Dans ce travail strictement théâtral et spectaculaire, se distingue aussi le choeur, présent / agissant (dirigé par Piero Monti). Les stars vocales affichées tiennent leur promesse, surtout la Turandot de Sondra Radvanovsky, entité féminine, altière, très aristo et d’une dignité suprême et mûre ; la diva n’a plus l’âge de la princesse blessée / indignée – plutôt très remontée contre la gent masculine : mais quels aigus irradiés, quelle intensité foudroyée : voilà un cœur sacrifié qui dans sa haine affichée est aussi meurtri et fragile ; hélas, Jonas Kaufman ternit vocalement son personnage : son Calaf, prince mystérieux, cet étranger par lequel s’accomplit le grand miracle de l’amour, s’il ne manque pas d’éclat et de vaillance, on regrette souvent un chant en surtension continuelle ; le timbre déploie cette raucité fauve qui se connecte souvent mal avec la princesse, sujet de toutes ses attentions sur le papier (« Nessun dorma » devient ici un air isolé, plus crépusculaire qu’enivré de désir et de conquête).

Même enthousiasme mesuré pour les autres rôles qui nécessitent pourtant une éloquence mieux aboutie, subtile, précise : le temps des répétitions a-t-il manqué ? Mais parfois il ne suffit pas de réunir un cast de luxe pour atteindre à l’éblouissement.

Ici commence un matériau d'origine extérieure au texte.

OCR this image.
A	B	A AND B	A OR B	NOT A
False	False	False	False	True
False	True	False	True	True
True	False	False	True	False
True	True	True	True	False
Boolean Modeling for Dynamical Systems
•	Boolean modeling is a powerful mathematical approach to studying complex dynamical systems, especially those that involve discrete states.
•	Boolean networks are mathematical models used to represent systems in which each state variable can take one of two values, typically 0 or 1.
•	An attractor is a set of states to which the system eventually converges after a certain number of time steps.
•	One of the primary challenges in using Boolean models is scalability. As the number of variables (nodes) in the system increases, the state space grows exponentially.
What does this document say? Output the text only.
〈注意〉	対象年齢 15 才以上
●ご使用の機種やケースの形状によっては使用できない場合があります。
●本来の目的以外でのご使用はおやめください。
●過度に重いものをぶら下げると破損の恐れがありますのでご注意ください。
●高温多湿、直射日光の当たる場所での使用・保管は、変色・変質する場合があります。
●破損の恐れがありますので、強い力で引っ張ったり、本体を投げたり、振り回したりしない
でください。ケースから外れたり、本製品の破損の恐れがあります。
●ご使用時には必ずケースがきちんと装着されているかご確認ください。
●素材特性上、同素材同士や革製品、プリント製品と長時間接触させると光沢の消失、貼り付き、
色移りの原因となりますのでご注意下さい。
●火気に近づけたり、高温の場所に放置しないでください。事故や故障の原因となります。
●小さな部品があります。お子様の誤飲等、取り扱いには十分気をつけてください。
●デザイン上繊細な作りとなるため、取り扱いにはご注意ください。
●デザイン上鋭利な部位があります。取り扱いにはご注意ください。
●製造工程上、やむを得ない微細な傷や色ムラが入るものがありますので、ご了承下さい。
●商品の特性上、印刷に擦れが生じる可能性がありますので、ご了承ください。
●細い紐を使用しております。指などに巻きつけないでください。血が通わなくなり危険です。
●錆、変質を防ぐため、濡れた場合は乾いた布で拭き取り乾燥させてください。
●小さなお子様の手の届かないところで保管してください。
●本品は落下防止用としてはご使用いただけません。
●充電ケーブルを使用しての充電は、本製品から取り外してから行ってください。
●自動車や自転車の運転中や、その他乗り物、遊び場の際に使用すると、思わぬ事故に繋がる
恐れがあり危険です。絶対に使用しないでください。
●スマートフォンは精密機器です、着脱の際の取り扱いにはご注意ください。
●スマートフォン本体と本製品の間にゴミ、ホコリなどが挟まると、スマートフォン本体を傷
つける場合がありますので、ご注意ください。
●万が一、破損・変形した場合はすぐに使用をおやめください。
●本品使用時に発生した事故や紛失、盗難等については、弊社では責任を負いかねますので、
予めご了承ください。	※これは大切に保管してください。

S’agissant de Turandot, il faut un engagement calibré, nuancé, pour retrouver l’étoffe des rôles d’une profondeur qui peine ici à faire surface ; cette finesse à peine affleurée signe une lecture expressionniste, avare en nuances ; hélas trop dure pour incarner la transformation générale qui fait passer d’une Chine sanguinaire et barbare à cette apologie humaine, amoureuse, collectivement réparée qui surgit grâce au prince étranger Calaf en fin d’action.